Mereka menjawab: “Ia akan datang kepadamu sekarang juga.”
Tak lama kemudian Abu ‘Ubaidah datang sambil menaiki seekor unta yang hidungnya diikat dengan tali. Ia mengucapkan salam kepada ‘Umar kemudian berkata kepada orang-orang: “Tinggalkanlah kami!”
‘Umar pun berjalan bersama Abu ‘Ubaidah hingga tiba di rumahnya. Ia pun singgah di dalam rumah itu. Ternyata di dalam rumah itu, ‘Umar tidak menjumpai barang apapun kecuali hanya pedang, perisai, dan pelana untuk kuda. Maka ‘Umar berkata: “Mengapa kamu tidak mengumpulkan harta?”
Abu ‘Ubaidah menjawab: “Wahai Amirul Mukminin, sesungguhnya barang-barang inilah yang bisa menyampaikan kami ke tempat peristirahatan (akhirat) dengan selamat.” (Siyar A’lamin Nubala, 1/16)

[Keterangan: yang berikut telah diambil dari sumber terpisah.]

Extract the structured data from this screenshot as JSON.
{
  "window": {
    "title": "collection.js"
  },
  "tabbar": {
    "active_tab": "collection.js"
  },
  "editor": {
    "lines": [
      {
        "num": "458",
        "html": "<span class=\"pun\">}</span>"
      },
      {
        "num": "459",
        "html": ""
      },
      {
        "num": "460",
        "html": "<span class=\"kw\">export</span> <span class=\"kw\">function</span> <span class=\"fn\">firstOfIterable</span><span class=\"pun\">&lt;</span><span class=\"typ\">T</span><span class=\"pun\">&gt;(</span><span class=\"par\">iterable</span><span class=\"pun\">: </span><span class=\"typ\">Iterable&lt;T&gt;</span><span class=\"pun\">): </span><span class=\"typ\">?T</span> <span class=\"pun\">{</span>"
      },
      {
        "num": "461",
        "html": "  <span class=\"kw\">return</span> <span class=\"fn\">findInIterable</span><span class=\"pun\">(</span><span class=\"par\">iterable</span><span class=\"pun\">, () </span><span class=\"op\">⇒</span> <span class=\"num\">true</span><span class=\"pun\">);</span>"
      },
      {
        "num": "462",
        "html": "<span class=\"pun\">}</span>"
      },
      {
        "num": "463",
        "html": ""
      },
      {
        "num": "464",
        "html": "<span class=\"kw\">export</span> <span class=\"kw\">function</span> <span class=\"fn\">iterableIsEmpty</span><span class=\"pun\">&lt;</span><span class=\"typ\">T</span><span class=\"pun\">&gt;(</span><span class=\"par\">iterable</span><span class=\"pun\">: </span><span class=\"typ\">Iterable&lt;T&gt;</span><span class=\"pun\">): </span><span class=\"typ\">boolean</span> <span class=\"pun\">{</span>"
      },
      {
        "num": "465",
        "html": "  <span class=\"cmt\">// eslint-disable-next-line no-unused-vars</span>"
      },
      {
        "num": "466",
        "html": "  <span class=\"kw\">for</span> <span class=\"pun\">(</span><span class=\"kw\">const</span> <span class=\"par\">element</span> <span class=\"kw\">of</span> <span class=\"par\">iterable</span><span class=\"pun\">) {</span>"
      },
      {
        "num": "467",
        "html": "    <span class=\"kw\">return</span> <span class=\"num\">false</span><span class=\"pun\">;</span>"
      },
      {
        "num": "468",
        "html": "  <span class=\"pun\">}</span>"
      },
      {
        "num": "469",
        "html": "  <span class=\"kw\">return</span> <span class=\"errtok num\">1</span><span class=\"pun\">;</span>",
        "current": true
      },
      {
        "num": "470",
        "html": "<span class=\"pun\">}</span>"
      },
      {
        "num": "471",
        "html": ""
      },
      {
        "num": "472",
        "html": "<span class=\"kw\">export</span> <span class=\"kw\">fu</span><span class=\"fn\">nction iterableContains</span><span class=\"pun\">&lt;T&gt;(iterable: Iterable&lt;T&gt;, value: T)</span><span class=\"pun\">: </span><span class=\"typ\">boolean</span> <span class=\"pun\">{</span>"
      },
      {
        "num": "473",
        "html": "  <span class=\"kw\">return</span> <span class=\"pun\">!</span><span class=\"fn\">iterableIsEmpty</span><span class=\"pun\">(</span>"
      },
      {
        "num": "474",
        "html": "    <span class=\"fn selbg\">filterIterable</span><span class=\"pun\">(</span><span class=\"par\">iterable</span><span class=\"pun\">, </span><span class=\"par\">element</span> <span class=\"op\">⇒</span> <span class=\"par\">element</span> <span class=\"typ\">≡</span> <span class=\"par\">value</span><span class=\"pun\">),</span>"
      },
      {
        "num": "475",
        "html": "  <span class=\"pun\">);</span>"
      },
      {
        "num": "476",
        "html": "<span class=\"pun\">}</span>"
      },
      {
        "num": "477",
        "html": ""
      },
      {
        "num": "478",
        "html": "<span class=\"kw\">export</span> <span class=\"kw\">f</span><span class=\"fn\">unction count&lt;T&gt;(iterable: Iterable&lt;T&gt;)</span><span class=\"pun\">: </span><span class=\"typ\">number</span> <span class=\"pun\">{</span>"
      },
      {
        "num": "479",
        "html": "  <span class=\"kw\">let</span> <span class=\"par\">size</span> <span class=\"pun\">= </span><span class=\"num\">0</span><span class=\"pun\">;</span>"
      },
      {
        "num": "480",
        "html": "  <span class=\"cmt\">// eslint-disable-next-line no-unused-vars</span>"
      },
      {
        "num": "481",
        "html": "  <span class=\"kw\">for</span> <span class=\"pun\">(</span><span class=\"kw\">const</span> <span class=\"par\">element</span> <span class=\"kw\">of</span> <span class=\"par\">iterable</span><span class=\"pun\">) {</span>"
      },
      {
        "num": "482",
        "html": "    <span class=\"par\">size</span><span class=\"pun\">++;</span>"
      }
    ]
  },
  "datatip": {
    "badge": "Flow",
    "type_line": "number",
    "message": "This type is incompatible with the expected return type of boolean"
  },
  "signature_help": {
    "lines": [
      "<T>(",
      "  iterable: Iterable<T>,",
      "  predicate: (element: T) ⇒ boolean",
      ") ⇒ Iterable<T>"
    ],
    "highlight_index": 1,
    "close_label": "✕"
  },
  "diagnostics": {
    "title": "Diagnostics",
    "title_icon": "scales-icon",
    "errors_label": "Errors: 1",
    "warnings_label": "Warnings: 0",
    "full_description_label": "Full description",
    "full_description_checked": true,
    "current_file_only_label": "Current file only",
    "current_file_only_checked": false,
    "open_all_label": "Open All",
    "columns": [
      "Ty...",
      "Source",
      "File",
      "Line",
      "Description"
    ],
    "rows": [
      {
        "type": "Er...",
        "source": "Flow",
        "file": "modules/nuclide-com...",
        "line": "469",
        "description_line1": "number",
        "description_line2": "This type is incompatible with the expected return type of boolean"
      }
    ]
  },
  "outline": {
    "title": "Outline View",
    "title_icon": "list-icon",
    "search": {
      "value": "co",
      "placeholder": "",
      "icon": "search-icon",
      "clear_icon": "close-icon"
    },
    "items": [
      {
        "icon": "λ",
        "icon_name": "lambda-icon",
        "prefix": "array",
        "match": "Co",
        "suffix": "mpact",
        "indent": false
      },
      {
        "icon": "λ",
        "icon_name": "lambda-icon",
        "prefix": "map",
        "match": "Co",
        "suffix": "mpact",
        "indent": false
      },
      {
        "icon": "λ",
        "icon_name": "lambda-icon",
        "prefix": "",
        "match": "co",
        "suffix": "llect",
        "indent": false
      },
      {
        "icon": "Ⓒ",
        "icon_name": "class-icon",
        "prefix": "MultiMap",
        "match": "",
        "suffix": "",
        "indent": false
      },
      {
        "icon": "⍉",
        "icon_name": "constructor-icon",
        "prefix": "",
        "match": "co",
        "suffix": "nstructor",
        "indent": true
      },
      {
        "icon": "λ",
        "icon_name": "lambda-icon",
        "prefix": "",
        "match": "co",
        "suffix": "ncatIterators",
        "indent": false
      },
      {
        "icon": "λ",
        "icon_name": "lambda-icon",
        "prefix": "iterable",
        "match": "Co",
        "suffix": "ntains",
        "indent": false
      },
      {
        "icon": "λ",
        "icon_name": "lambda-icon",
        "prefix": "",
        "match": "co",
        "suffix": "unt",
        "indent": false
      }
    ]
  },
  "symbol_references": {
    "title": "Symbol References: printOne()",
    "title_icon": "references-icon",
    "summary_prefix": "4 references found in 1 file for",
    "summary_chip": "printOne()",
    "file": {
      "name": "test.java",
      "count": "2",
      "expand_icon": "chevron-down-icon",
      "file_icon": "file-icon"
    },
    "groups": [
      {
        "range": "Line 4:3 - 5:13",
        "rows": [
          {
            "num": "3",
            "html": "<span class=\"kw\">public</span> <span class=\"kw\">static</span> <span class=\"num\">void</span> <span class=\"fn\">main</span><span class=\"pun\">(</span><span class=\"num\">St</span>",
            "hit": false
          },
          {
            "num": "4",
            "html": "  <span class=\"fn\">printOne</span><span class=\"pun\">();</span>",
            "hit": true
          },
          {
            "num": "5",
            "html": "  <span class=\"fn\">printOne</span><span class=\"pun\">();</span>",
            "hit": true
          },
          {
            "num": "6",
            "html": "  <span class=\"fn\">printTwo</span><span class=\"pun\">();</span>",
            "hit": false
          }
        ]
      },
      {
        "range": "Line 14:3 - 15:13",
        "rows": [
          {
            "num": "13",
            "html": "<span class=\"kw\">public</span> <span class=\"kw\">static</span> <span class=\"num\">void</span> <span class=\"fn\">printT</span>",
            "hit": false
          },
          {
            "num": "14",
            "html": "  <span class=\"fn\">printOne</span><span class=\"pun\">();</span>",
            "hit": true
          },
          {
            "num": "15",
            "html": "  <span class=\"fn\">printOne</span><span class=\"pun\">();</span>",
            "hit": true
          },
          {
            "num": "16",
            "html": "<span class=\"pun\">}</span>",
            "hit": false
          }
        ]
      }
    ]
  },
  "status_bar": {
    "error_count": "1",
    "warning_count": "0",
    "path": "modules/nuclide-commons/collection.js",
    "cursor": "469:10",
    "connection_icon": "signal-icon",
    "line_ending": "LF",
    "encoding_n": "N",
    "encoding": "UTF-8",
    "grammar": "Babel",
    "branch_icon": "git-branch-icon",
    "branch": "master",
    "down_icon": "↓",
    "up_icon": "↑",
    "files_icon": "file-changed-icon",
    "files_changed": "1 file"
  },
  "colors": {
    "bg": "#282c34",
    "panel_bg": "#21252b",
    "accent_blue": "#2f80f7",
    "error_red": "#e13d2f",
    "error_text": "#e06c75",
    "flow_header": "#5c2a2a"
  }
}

Abdullah bin Mas’ud z berkata: “Barangsiapa yang menginginkan akhirat, berarti dia akan mengalami kesulitan di dunia. Barangsiapa menghendaki dunia, maka dia akan mengalami kesulitan di akhirat. Wahai sekalian manusia, bersusah payahlah kalian dengan sesuatu yang musnah untuk kebahagiaan yang kekal.” (Siyar A’lamin Nubala, 1/496)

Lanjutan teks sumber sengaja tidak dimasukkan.